AI Model Configuration
Getting Started with Configuration
Request Address
Whether it is a model provided by a cloud service provider or a privately deployed model, an HTTP service address must be provided, either an IP or a domain name.
Cloud Service Providers
The model addresses provided by cloud service providers usually end with completions, such as:
- DeepSeek:
https://platform.deepseek.com/chat/completions
- OpenAI:
https://api.openai.com/v1/chat/completions
The model for Microsoft Azure depends on your own deployment. Refer to this step to obtain the request address.
Private Deployment Model
The address of the private deployment model depends on the specific implementation. If the service is provided via Ollama within the intranet, the address is typically http://localhost:8000/api/generate
.
Key
Models provided by cloud service providers usually require an API Key.
For privately deployed models, it depends on the specific implementation.
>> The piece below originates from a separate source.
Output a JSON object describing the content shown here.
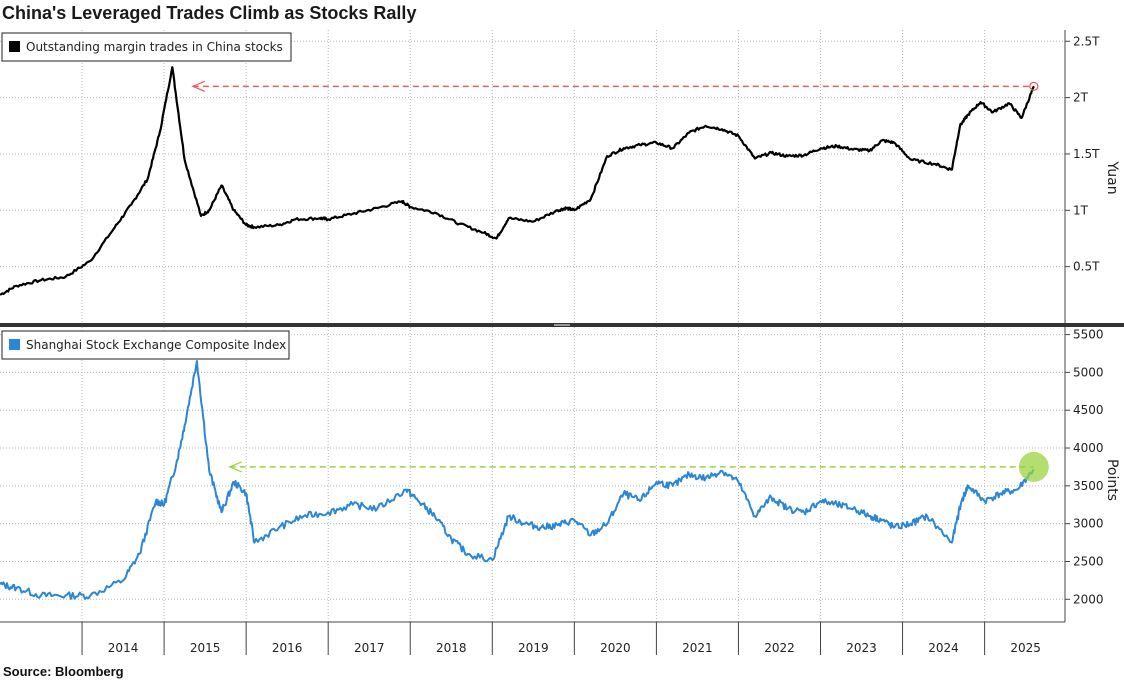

If Ollama is used to provide services within the intranet, the key can be left empty.
Note
The API Key from the model provider needs to be applied for by the user and kept securely.
Other Providers
On the page, you can also see our support for the following model providers, but we currently cannot guarantee the effectiveness of these models:
- DeepSeek
- OpenAI
- 01AI
- Baichuan AI
- Bedrock
- Groq Cloud
- MiniMax
- MistralAI
- MoonShot AI
- Nvidia
- TogetherAI
- Tongyi Qianwen
Note
The effectiveness of large models is influenced by the model providers, and HENGSHI SENSE cannot guarantee the performance of all models. If you find the performance unsatisfactory, please contact support@hengshi.com or the model provider promptly.
OpenAI-API-Compatible
If you need to use models other than those listed above, please select the OpenAI-API-Compatible
option. Any model compatible with the OpenAI API format can be used.
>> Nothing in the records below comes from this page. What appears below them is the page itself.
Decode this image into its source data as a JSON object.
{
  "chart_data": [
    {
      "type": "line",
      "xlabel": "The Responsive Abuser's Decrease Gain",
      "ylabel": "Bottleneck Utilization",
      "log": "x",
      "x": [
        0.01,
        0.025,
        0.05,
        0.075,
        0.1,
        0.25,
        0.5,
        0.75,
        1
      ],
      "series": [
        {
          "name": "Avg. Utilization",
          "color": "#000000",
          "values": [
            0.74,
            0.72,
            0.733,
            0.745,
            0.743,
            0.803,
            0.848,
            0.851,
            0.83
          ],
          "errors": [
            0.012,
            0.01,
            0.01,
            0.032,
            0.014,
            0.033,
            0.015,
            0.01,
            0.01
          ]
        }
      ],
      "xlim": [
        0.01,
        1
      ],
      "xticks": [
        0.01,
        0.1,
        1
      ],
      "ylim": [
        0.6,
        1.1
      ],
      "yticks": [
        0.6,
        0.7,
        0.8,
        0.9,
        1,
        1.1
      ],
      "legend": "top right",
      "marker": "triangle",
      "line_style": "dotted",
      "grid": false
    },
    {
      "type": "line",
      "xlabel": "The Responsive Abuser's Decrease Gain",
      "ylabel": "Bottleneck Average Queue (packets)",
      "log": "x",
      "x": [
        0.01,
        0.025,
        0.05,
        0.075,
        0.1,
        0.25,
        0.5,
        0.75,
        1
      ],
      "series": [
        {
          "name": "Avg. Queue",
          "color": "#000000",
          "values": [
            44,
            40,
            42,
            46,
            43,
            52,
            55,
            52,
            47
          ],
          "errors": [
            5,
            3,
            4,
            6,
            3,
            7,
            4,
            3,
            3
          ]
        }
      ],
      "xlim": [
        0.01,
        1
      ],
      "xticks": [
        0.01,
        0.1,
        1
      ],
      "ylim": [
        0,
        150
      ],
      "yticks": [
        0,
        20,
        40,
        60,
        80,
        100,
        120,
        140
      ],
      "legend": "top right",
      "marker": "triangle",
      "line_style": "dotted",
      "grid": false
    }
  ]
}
Take Doubao AI as an example, you can configure it as follows:
OpenAI API Format
If you need to deploy a private model, ensure that the HTTP service request address and response format are consistent with the OpenAI API. The input and output formats are as follows:
curl https://api.openai.com/v1/chat/completions \
-H "Content-Type: application/json" \
-H "Authorization: Bearer $OPENAI_API_KEY" \
-d '{
"model": "gpt-4o",
"messages": [
{
"role": "developer",
"content": "You are a helpful assistant."
},
{
"role": "user",
"content": "Hello!"
}
]
}'
{
"id": "chatcmpl-123",
"object": "chat.completion",
"created": 1677652288,
"model": "gpt-4o-mini",
"system_fingerprint": "fp_44709d6fcb",
"choices": [{
"index": 0,
"message": {
"role": "assistant",
"content": "\n\nHello there, how may I assist you today?",
},
"logprobs": null,
"finish_reason": "stop"
}],
"usage": {
"prompt_tokens": 9,
"completion_tokens": 12,
"total_tokens": 21,
"completion_tokens_details": {
"reasoning_tokens": 0,
"accepted_prediction_tokens": 0,
"rejected_prediction_tokens": 0
}
}
}
Test Model Connection
After configuring the model's API Key, click the Test Model Connection
button to test whether the model connection is functioning properly. As shown in the image below, if the connection is successful, the return content from the model interface will be displayed.
Response Speed
The output speed of large models is the result of the combined effects of hardware, model complexity, input and output length, optimization techniques, and system environment. Generally speaking, privately deployed small models tend to have slower response speeds and poorer performance compared to models provided by cloud service providers.